3. Bone spectroscopy has been advocated, but this modality is unreliable for at least several years after surgery.
FIGURE 26.1 Preoperative lumbar MRI showing stenosis at L3–L5 with an L4–L5 spondylolisthesis.
FIGURE 26.2 Repeat lumbar MRI obtained 3 years following L3–L5 laminectomies and fusion, and recurrent symptoms. Note junctional stenosis at the L2–L3 level.
4. Three-dimensional CT has been advocated by some authors in the evaluation of FBS. It has the advantage of clearly imaging the bony resection and can clearly delineate the extent of bony fusion.
REFERRALS
A. Referral to a neurologist or spine surgeon is indicated for any patient with a new or progressive neurologic deficit. In the context of FBS and chronic pain, it is important not to miss this dramatic change in the patient’s course.
B. Imaging should be performed only in response to a significant change in the symptoms. When dramatic changes are found at imaging studies, patients with FBS should be reevaluated.
C. Often the job of weaning narcotics is left to an internist or general neurosurgeon. This can be appropriate; however, when reduction goals are not being met and the program becomes stalled, these patients should be referred to specialized centers. Long-term use of narcotic analgesics can be acceptable treatment in some cases, but it should be chosen explicitly, not as an ad hoc default.

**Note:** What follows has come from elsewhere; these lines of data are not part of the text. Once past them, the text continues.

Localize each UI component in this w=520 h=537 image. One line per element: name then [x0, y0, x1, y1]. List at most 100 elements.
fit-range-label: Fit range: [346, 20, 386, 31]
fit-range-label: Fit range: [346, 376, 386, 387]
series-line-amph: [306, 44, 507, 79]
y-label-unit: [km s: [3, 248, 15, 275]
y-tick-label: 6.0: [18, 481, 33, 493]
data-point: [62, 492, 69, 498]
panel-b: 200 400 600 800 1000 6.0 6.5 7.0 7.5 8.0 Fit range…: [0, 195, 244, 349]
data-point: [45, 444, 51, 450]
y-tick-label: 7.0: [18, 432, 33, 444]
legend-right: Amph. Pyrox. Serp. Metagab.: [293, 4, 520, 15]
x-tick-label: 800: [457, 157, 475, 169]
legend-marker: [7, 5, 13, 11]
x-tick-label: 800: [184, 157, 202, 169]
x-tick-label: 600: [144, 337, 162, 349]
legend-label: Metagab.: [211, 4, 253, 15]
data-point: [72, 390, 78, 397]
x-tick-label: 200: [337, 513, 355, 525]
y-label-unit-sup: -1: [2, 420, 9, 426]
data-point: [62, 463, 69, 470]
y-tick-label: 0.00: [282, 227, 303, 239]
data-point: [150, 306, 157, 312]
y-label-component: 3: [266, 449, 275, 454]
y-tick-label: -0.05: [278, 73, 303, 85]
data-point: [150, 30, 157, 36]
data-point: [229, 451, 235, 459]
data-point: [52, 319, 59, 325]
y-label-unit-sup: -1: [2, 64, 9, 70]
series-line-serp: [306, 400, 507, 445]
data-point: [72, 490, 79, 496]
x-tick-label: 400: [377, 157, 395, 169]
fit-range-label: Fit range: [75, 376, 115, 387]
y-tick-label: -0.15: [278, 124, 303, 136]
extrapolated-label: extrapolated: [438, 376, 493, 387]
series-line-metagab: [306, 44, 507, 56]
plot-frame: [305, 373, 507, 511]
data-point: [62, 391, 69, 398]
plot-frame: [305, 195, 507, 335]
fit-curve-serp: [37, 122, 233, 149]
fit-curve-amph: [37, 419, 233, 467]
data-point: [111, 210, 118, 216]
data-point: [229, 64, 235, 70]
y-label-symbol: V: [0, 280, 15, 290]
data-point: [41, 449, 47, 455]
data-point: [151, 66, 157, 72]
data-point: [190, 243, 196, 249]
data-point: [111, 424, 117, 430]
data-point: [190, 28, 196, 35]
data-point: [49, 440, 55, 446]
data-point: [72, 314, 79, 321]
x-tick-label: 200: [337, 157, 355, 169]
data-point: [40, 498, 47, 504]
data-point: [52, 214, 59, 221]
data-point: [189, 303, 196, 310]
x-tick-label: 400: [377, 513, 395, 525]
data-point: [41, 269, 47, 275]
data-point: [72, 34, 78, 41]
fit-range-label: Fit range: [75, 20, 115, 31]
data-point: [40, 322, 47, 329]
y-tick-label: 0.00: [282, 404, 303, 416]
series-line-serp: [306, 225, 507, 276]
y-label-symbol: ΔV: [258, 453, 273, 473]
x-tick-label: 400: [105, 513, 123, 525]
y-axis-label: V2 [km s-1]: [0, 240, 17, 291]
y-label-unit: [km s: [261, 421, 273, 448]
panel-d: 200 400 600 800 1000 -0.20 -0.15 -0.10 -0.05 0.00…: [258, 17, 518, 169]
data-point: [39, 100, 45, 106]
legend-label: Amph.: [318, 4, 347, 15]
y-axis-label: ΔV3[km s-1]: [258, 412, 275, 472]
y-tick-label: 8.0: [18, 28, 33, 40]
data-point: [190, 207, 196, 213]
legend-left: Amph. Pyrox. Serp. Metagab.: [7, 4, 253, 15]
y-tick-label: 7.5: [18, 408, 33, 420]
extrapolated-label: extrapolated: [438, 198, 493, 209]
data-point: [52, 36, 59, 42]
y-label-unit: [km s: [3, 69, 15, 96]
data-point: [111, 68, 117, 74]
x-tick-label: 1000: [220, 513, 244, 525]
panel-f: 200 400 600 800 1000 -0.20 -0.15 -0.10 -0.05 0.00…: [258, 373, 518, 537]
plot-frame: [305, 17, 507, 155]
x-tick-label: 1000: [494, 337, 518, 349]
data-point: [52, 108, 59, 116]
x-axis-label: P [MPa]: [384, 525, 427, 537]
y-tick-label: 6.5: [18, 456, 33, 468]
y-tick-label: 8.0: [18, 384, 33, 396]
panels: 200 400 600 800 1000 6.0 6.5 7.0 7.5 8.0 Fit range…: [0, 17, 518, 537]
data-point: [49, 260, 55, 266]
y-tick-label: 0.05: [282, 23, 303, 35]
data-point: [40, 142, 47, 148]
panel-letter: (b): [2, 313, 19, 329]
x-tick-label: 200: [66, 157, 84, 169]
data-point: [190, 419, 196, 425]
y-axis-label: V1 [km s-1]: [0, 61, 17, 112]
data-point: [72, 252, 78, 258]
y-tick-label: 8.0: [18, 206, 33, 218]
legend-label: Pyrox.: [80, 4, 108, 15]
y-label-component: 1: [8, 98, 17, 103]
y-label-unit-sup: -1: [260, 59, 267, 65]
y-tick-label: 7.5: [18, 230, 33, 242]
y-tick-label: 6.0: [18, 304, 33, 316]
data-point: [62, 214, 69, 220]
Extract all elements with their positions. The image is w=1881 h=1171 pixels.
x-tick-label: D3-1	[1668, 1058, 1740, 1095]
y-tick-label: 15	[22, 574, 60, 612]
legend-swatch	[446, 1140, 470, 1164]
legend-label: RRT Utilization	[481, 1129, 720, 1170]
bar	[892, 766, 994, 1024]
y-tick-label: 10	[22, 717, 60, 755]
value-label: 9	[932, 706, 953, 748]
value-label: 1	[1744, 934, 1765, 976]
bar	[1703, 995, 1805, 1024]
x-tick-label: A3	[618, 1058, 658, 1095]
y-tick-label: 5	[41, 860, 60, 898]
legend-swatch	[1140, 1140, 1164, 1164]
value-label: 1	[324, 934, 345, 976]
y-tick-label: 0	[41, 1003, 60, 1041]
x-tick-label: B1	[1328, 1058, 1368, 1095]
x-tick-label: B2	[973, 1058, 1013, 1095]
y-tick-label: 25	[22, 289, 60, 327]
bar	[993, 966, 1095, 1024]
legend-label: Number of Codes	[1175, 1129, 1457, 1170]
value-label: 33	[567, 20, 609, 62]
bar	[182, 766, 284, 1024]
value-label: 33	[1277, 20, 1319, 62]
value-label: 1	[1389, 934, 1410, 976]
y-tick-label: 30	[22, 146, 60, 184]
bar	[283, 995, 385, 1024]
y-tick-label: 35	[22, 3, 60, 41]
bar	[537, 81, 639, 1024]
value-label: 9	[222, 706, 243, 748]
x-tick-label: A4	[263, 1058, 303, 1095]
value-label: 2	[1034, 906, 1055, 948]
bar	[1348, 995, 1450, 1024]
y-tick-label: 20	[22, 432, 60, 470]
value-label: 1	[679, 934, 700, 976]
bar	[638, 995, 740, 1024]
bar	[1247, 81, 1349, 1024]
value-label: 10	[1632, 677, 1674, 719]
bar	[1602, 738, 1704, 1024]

D. FBS is a difficult management problem, and all these patients should be seen by a spine surgeon or pain center. In general, patients with FBS should be cared for by a multidisciplinary team. It is important to maintain vigilance in case new important symptoms arise, which may alter the treatment regimen.
Key Points
• FBS typically occurs following lumbosacral surgery.
• Etiology includes initial misdiagnosis, recurrent pathology, new spondylosis or spondylolisthesis at the site of previous surgery or adjacent levels, or pseudoarthrosis.
• Symptoms include radiculopathy, neurogenic claudication, and back pain.
• Evaluation with a combination of CT with or without myelography, MRI and flexion–extension X-rays is required.